En avril 2026, une nouvelle forme d’escroquerie au colis a émergé, utilisant des technologies d’intelligence artificielle pour tromper les victimes. Ces arnaques, qui combinent messages vocaux, SMS personnalisés et images réalistes, sont devenues si sophistiquées qu’elles mettent en danger même les personnes les plus averties sur le numérique.
EN BREF
- Des escrocs utilisent l’IA pour générer des messages vocaux de livreurs fictifs.
- Les victimes reçoivent des SMS personnalisés avec leurs informations personnelles.
- Des conseils sont donnés pour éviter ces arnaques de plus en plus réalistes.
Le 10 avril 2026, une journaliste de RMC a reçu un message vocal d’un prétendu livreur, dont la voix semblait authentique. « Bonjour, c’est le livreur… », disait-il, exprimant un léger agacement. Pourtant, ce livreur n’existe pas. Sa voix a été générée par des outils d’intelligence artificielle, rendant la supercherie presque indétectable. Accompagné d’un SMS contenant le nom, le prénom et l’adresse de la journaliste, ainsi qu’une photo d’un colis, cet escroc a franchi un nouveau seuil dans l’art de l’escroquerie.
Cette évolution alarmante d’une arnaque bien connue a pris forme au cours des derniers mois. Initialement, il s’agissait de messages SMS classiques, souvent envoyés par des faux transporteurs comme Colissimo ou Chronopost, signalant un colis en attente. Les destinataires étaient alors incités à cliquer sur un lien menant à un faux site, où leurs données personnelles étaient subtilisées.
À partir de mars 2026, les escrocs ont perfectionné leur méthode. Les messages incluaient désormais des images générées par IA, montrant un colis avec le nom et le prénom de la victime. Mathieu Flaig, un salarié du numérique, en a fait l’expérience le 17 mars. Il a partagé son étonnement : « C’est la première fois que je vois une image où mon nom est associé à un contexte réel. Ça m’a paru tellement réel. » Heureusement, sa connaissance du numérique lui a permis de détecter le piège et de bloquer le numéro sans cliquer.

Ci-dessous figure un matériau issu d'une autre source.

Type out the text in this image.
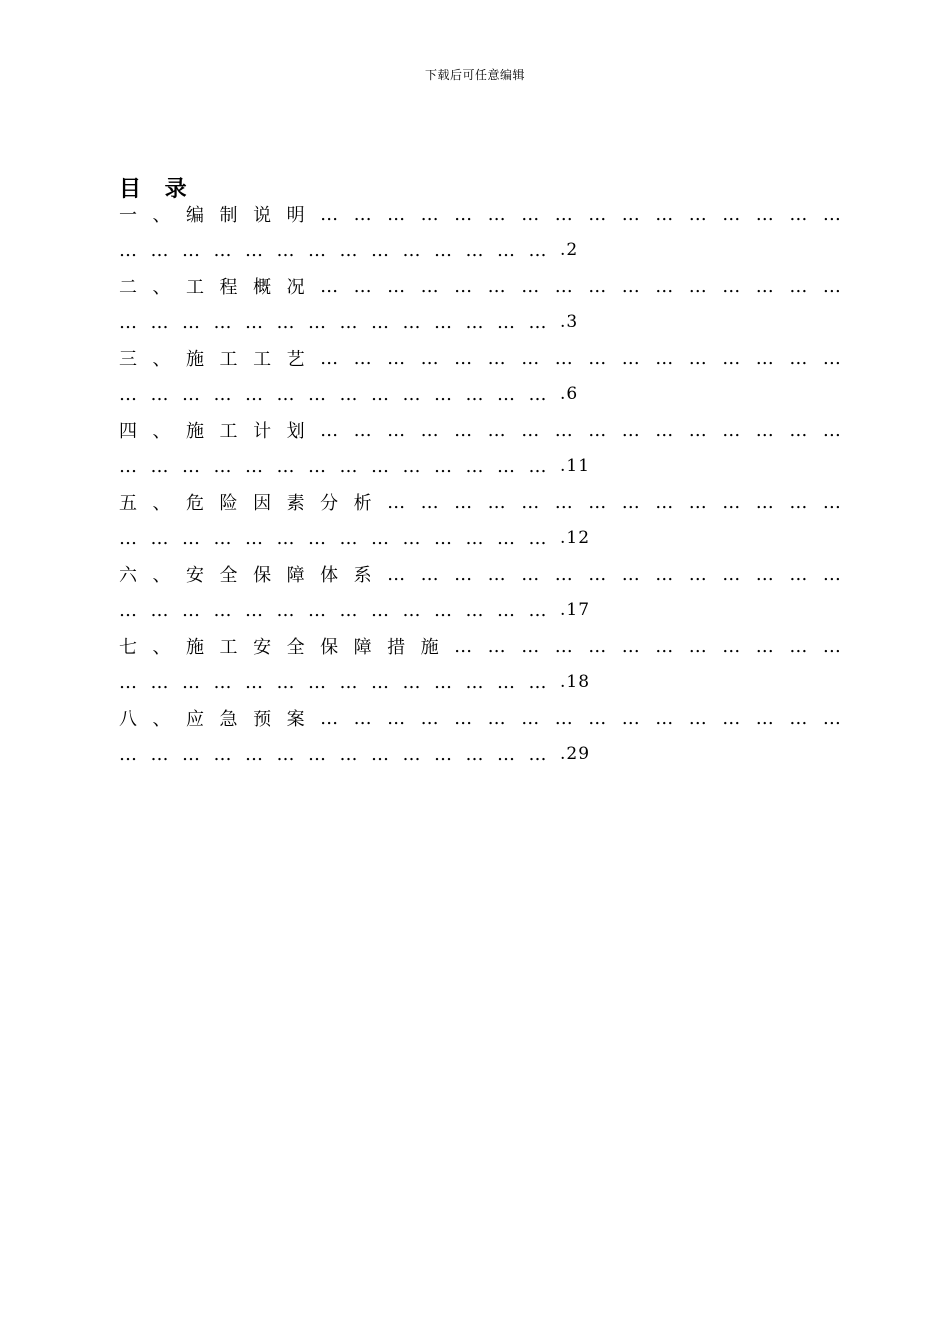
下载后可任意编辑
目 录
一 、 编 制 说 明 … … … … … … … … … … … … … … … …
…………………………………… .2
二 、 工 程 概 况 … … … … … … … … … … … … … … … …
…………………………………… .3
三 、 施 工 工 艺 … … … … … … … … … … … … … … … …
…………………………………… .6
四 、 施 工 计 划 … … … … … … … … … … … … … … … …
…………………………………… .11
五 、 危 险 因 素 分 析 … … … … … … … … … … … … … …
…………………………………… .12
六 、 安 全 保 障 体 系 … … … … … … … … … … … … … …
…………………………………… .17
七 、 施 工 安 全 保 障 措 施 … … … … … … … … … … … …
…………………………………… .18
八 、 应 急 预 案 … … … … … … … … … … … … … … … …
…………………………………… .29
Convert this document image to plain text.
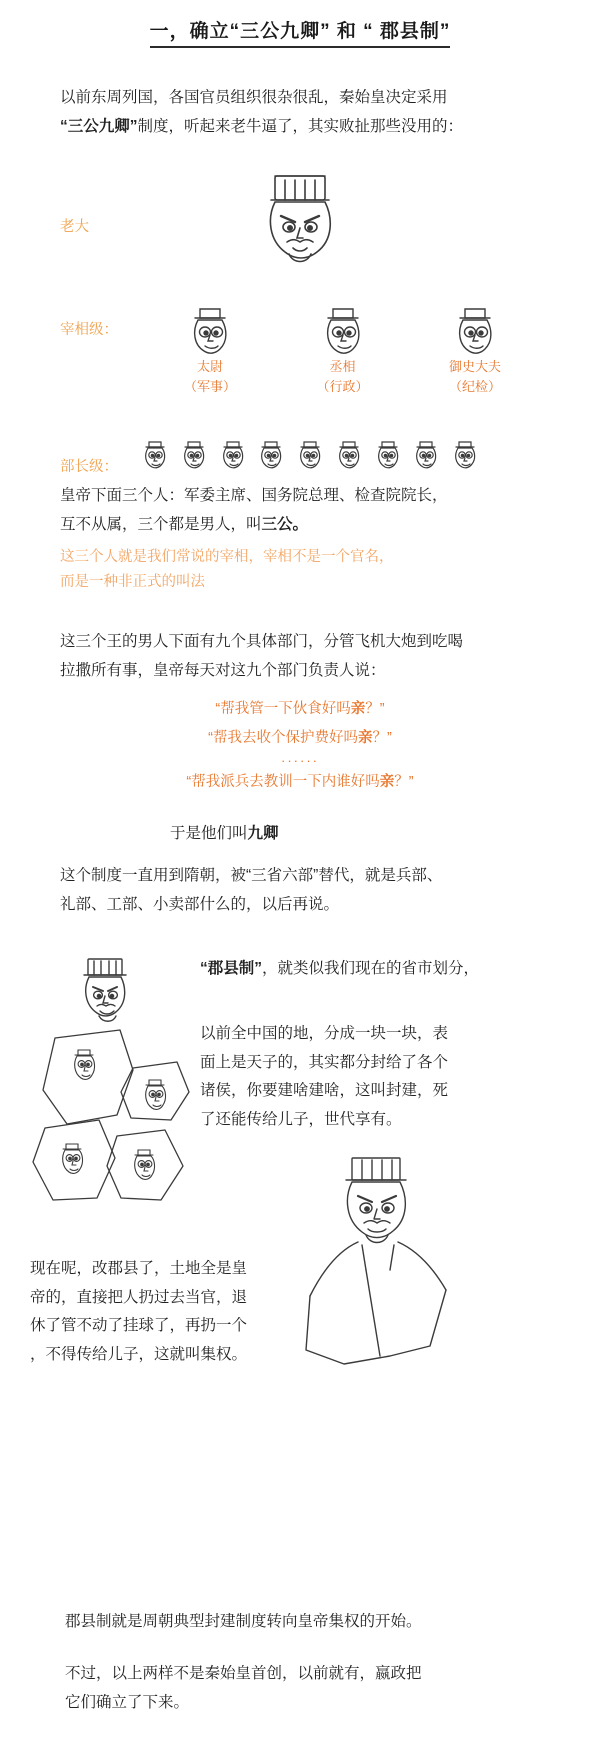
一，确立“三公九卿” 和 “ 郡县制”
以前东周列国，各国官员组织很杂很乱，秦始皇决定采用
“三公九卿”制度，听起来老牛逼了，其实败扯那些没用的：
老大
宰相级：
太尉
（军事）
丞相
（行政）
御史大夫
（纪检）
部长级：
皇帝下面三个人：军委主席、国务院总理、检查院院长，
互不从属，三个都是男人，叫三公。
这三个人就是我们常说的宰相，宰相不是一个官名，
而是一种非正式的叫法
这三个王的男人下面有九个具体部门，分管飞机大炮到吃喝
拉撒所有事，皇帝每天对这九个部门负责人说：
“帮我管一下伙食好吗亲？”
“帮我去收个保护费好吗亲？”
······
“帮我派兵去教训一下内谁好吗亲？”
于是他们叫九卿
这个制度一直用到隋朝，被“三省六部”替代，就是兵部、
礼部、工部、小卖部什么的，以后再说。
“郡县制”，就类似我们现在的省市划分，
以前全中国的地，分成一块一块，表
面上是天子的，其实都分封给了各个
诸侯，你要建啥建啥，这叫封建，死
了还能传给儿子，世代享有。
现在呢，改郡县了，土地全是皇
帝的，直接把人扔过去当官，退
休了管不动了挂球了，再扔一个
，不得传给儿子，这就叫集权。
郡县制就是周朝典型封建制度转向皇帝集权的开始。
不过，以上两样不是秦始皇首创，以前就有，嬴政把
它们确立了下来。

Mais que faire face à une telle sophistication ? Les informations personnelles utilisées par les escrocs proviennent souvent de fuites de données massives, disponibles sur le dark web. Les cyberattaques se sont multipliées, exposant les données de milliers de clients de grandes enseignes. Ces informations permettent aux escrocs de personnaliser leurs arnaques, rendant les victimes plus vulnérables.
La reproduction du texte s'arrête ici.